Ellie sighed. “Jack, is this another weird dream thing? Because last time you called me about a talking cat.”

“This isn’t like that, El,” he snapped. “It’s today’s date. What if it means I’m going to—” He swallowed. “You know.”

Ellie groaned. “You’re not going to die, Jack.”

“How do you know?”

A longer pause this time. “I don’t,” she admitted. “But you’re not exactly the healthiest person in the world. Maybe it’s your body telling you to lay off the late-night kebabs.”

Jack glanced at his wrist again. It hadn’t faded. If anything, the ink seemed darker now, bolder.

“I think I need to see someone,” he said.

“Like a doctor? Or a priest?” Ellie asked dryly.

“I don’t know. Both?”

She sighed. “Look, just… take it easy today. Don’t do anything stupid.”

“Easy for you to say,” Jack muttered, hanging up.

He spent the rest of the morning on edge, jumping at every unexpected noise—the creak of the floorboards, the sudden ring of his phone. He stayed indoors, afraid to step outside, afraid that the universe might be waiting for him out there with a well-placed bus or a rogue piano falling from a window.

Hours crawled by, and nothing happened. He watched the clock like a hawk. 1:00 PM. 3:30 PM.

By 6:45 PM, Jack was sitting on his sofa, breathing deeply. Maybe this had been a fluke. Some weird, unexplained phenomenon that didn’t actually mean anything.

And then the doorbell rang.

He froze.

Jack stared at the door. He glanced at his wrist—no change.

The bell rang again. He forced himself to stand and walk to the door.

When he opened it, a man in a dark suit stood there, holding a clipboard. He was tall, thin, with eyes too sharp and a smile too polite.

“Mr Jack Evans?” the man asked.

Jack swallowed. “Yeah?”

The man nodded and flipped through the pages on his clipboard. “Just confirming. You’re aware today is your expiration date?”

“You mean… it’s real?”

“Oh yes.” The man looked up and smiled wider. “But don’t worry. It’s nothing painful. Just… a bureaucratic formality, really.”

Jack took a step back. “I don’t—I don’t want to expire.”
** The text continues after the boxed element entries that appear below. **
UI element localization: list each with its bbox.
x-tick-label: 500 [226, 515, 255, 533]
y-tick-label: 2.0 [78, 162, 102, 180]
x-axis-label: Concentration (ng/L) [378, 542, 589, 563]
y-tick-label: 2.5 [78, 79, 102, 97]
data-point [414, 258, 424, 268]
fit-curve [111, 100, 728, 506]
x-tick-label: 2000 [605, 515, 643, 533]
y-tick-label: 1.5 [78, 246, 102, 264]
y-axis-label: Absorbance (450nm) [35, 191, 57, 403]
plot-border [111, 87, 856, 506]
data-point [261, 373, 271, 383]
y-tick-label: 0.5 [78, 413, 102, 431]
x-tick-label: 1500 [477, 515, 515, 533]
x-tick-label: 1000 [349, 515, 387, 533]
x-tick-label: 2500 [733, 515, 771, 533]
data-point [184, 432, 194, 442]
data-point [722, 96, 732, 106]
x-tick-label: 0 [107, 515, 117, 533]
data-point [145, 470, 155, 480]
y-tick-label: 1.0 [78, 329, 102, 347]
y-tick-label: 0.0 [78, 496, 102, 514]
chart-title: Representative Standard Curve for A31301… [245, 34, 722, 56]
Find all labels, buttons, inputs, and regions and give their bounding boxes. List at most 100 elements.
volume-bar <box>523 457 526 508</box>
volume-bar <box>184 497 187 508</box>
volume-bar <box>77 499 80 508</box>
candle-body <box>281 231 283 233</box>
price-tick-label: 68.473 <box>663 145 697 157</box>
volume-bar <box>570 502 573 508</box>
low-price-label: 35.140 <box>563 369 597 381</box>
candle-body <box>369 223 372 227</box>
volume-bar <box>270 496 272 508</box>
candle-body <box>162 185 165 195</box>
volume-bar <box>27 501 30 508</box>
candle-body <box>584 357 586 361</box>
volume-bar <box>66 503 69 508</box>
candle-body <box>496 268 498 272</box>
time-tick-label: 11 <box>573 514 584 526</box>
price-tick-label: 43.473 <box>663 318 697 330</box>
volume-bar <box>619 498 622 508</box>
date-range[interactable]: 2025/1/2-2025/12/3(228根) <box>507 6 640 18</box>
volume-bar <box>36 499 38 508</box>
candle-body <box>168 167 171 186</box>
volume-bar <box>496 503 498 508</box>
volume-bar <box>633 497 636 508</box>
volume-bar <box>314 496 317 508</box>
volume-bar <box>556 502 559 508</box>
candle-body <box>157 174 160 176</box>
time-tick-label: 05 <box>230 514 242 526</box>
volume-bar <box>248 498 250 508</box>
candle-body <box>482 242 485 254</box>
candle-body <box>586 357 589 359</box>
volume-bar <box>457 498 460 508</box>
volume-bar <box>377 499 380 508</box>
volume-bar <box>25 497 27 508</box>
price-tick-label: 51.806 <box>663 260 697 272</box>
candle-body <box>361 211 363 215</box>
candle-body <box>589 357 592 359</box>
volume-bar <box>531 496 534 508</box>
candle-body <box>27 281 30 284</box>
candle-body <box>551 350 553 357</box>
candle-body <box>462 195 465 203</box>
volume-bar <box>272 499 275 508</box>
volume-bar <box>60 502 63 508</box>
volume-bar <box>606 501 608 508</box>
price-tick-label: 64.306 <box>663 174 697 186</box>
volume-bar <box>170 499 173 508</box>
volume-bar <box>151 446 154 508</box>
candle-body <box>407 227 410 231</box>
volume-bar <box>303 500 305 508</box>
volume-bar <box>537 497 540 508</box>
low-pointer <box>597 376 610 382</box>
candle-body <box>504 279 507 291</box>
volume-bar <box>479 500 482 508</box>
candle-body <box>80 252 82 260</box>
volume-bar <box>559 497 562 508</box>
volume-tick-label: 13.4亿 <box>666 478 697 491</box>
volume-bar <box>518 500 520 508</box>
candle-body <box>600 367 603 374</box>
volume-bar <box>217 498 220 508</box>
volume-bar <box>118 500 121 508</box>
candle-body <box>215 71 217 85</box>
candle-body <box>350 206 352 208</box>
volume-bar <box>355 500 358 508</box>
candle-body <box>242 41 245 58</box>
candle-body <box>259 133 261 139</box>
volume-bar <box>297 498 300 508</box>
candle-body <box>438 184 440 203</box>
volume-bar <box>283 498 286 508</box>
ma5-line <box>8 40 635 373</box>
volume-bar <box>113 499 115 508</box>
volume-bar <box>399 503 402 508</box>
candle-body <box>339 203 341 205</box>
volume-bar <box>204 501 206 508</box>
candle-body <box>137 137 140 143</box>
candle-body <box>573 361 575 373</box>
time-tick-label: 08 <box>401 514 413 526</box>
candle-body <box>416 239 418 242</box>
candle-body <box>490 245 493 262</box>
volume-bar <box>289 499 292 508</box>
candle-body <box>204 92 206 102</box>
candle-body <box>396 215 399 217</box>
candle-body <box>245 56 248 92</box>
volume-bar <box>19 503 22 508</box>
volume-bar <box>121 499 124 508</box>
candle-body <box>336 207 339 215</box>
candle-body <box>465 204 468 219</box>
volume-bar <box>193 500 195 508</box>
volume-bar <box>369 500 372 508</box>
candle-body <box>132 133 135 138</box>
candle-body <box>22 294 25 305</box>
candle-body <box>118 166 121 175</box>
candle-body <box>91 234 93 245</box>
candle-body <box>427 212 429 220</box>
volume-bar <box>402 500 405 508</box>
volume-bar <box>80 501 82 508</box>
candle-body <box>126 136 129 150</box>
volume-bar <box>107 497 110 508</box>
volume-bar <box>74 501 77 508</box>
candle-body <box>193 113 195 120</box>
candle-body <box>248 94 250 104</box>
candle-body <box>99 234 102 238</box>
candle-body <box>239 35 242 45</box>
“Ah, well.” The man stepped inside uninvited, shutting the door behind him. “We don’t always get a say in these things, Mr Evans.”

Jack glanced around, looking for an escape, but the man was faster. He reached into his pocket and pulled out a small, sleek device.

With a soft click, the world faded to black.

When Jack woke up, he was lying in bed. His heart was pounding, but something felt… different. He scrambled to check his wrist. The date was gone.

He sat up, gasping, sweat soaking his sheets. A dream? A hallucination?

His phone buzzed. A text from an unknown number:

“Your expiration date has been renewed. Don’t waste it.”

Jack stared at the message. He wasn’t sure whether to feel relieved or terrified.